Instituto de Química, Universidad Nacional Autónoma de México, Mexico City, Mexico.
Facultad de Química, Universidad Nacional Autónoma de México, Mexico City, Mexico.
J Comput Aided Mol Des. 2021 Nov;35(11):1081-1093. doi: 10.1007/s10822-021-00422-5. Epub 2021 Oct 29.
Opioids are potent painkillers, however, their therapeutic use requires close medical monitoring to diminish the risk of severe adverse effects. The G-protein biased agonists of the μ-opioid receptor (MOR) have shown safer therapeutic profiles than non-biased ligands. In this work, we performed extensive all-atom molecular dynamics simulations of two markedly biased ligands and a balanced reference molecule. From those simulations, we identified a protein-ligand interaction fingerprint that characterizes biased ligands. Then, we built and virtually screened a database containing 68,740 ligands with proven or potential GPCR agonistic activity. Exemplary molecules that fulfill the interacting pattern for biased agonism are showcased, illustrating the usefulness of this work for the search of biased MOR ligands and how this contributes to the understanding of MOR biased signaling.

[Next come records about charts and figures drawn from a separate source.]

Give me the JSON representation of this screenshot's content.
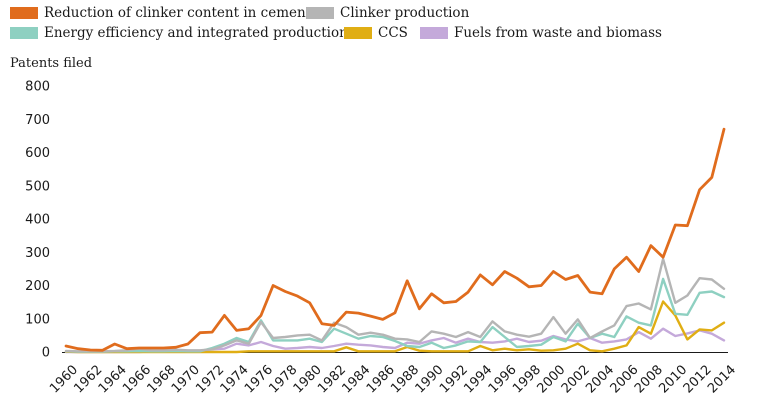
{
  "chart_data": {
    "type": "line",
    "title": "",
    "xlabel": "",
    "ylabel": "Patents filed",
    "ylim": [
      0,
      800
    ],
    "yticks": [
      0,
      100,
      200,
      300,
      400,
      500,
      600,
      700,
      800
    ],
    "x": [
      1960,
      1961,
      1962,
      1963,
      1964,
      1965,
      1966,
      1967,
      1968,
      1969,
      1970,
      1971,
      1972,
      1973,
      1974,
      1975,
      1976,
      1977,
      1978,
      1979,
      1980,
      1981,
      1982,
      1983,
      1984,
      1985,
      1986,
      1987,
      1988,
      1989,
      1990,
      1991,
      1992,
      1993,
      1994,
      1995,
      1996,
      1997,
      1998,
      1999,
      2000,
      2001,
      2002,
      2003,
      2004,
      2005,
      2006,
      2007,
      2008,
      2009,
      2010,
      2011,
      2012,
      2013,
      2014
    ],
    "xtick_labels": [
      "1960",
      "1962",
      "1964",
      "1966",
      "1968",
      "1970",
      "1972",
      "1974",
      "1976",
      "1978",
      "1980",
      "1982",
      "1984",
      "1986",
      "1988",
      "1990",
      "1992",
      "1994",
      "1996",
      "1998",
      "2000",
      "2002",
      "2004",
      "2006",
      "2008",
      "2010",
      "2012",
      "2014"
    ],
    "grid": false,
    "legend_position": "top",
    "series": [
      {
        "name": "Reduction of clinker content in cement",
        "color": "#e06c1d",
        "values": [
          18,
          10,
          6,
          5,
          24,
          10,
          12,
          12,
          12,
          14,
          24,
          58,
          60,
          110,
          65,
          70,
          110,
          200,
          182,
          168,
          148,
          85,
          80,
          120,
          117,
          108,
          98,
          118,
          214,
          130,
          175,
          148,
          152,
          180,
          232,
          202,
          242,
          222,
          196,
          200,
          242,
          218,
          230,
          180,
          175,
          250,
          285,
          242,
          320,
          285,
          382,
          380,
          488,
          525,
          670
        ]
      },
      {
        "name": "Clinker production",
        "color": "#b5b5b5",
        "values": [
          3,
          2,
          2,
          2,
          3,
          5,
          10,
          5,
          5,
          7,
          5,
          5,
          8,
          20,
          35,
          25,
          90,
          42,
          45,
          50,
          52,
          35,
          88,
          75,
          52,
          58,
          52,
          40,
          38,
          30,
          62,
          55,
          45,
          60,
          45,
          92,
          62,
          52,
          46,
          55,
          105,
          55,
          98,
          42,
          62,
          80,
          138,
          146,
          128,
          280,
          148,
          170,
          222,
          218,
          190
        ]
      },
      {
        "name": "Energy efficiency and integrated production",
        "color": "#8ed0c1",
        "values": [
          2,
          1,
          1,
          1,
          2,
          2,
          3,
          2,
          2,
          3,
          2,
          2,
          12,
          25,
          42,
          30,
          95,
          35,
          35,
          35,
          40,
          30,
          70,
          55,
          40,
          48,
          45,
          33,
          18,
          15,
          28,
          12,
          20,
          32,
          30,
          75,
          45,
          15,
          18,
          22,
          45,
          32,
          85,
          42,
          55,
          45,
          107,
          88,
          80,
          220,
          115,
          112,
          178,
          182,
          165
        ]
      },
      {
        "name": "CCS",
        "color": "#e0ae14",
        "values": [
          1,
          0,
          0,
          0,
          0,
          0,
          0,
          0,
          0,
          0,
          0,
          0,
          0,
          0,
          0,
          2,
          2,
          2,
          2,
          2,
          2,
          2,
          2,
          14,
          2,
          2,
          2,
          2,
          15,
          4,
          2,
          2,
          2,
          2,
          18,
          5,
          10,
          5,
          8,
          4,
          5,
          10,
          25,
          5,
          2,
          10,
          20,
          75,
          55,
          152,
          110,
          38,
          68,
          65,
          88
        ]
      },
      {
        "name": "Fuels from waste and biomass",
        "color": "#c4a9da",
        "values": [
          0,
          0,
          0,
          0,
          0,
          0,
          0,
          2,
          4,
          2,
          2,
          4,
          8,
          10,
          25,
          20,
          30,
          18,
          10,
          12,
          15,
          12,
          18,
          25,
          22,
          20,
          15,
          12,
          28,
          25,
          35,
          42,
          28,
          40,
          30,
          28,
          32,
          40,
          30,
          34,
          48,
          38,
          32,
          42,
          28,
          32,
          38,
          60,
          40,
          70,
          48,
          56,
          65,
          55,
          35
        ]
      }
    ]
  }
}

阿片类药物是强效止痛药,然而,它们的治疗用途需要密切的医疗监测,以降低严重不良反应的风险。μ-阿片受体(MOR)的 G 蛋白偏向激动剂比非偏向配体显示出更安全的治疗谱。在这项工作中,我们对两种明显偏向激动剂和一种平衡参考分子进行了广泛的全原子分子动力学模拟。从这些模拟中,我们确定了一种可以表征偏向激动剂的蛋白-配体相互作用指纹。然后,我们构建并虚拟筛选了一个包含 68740 种具有已证明或潜在 GPCR 激动活性的配体的数据库。展示了符合偏向激动作用相互作用模式的典型分子,说明了这项工作对于寻找偏向 MOR 配体的有用性,以及这如何有助于理解 MOR 偏向信号。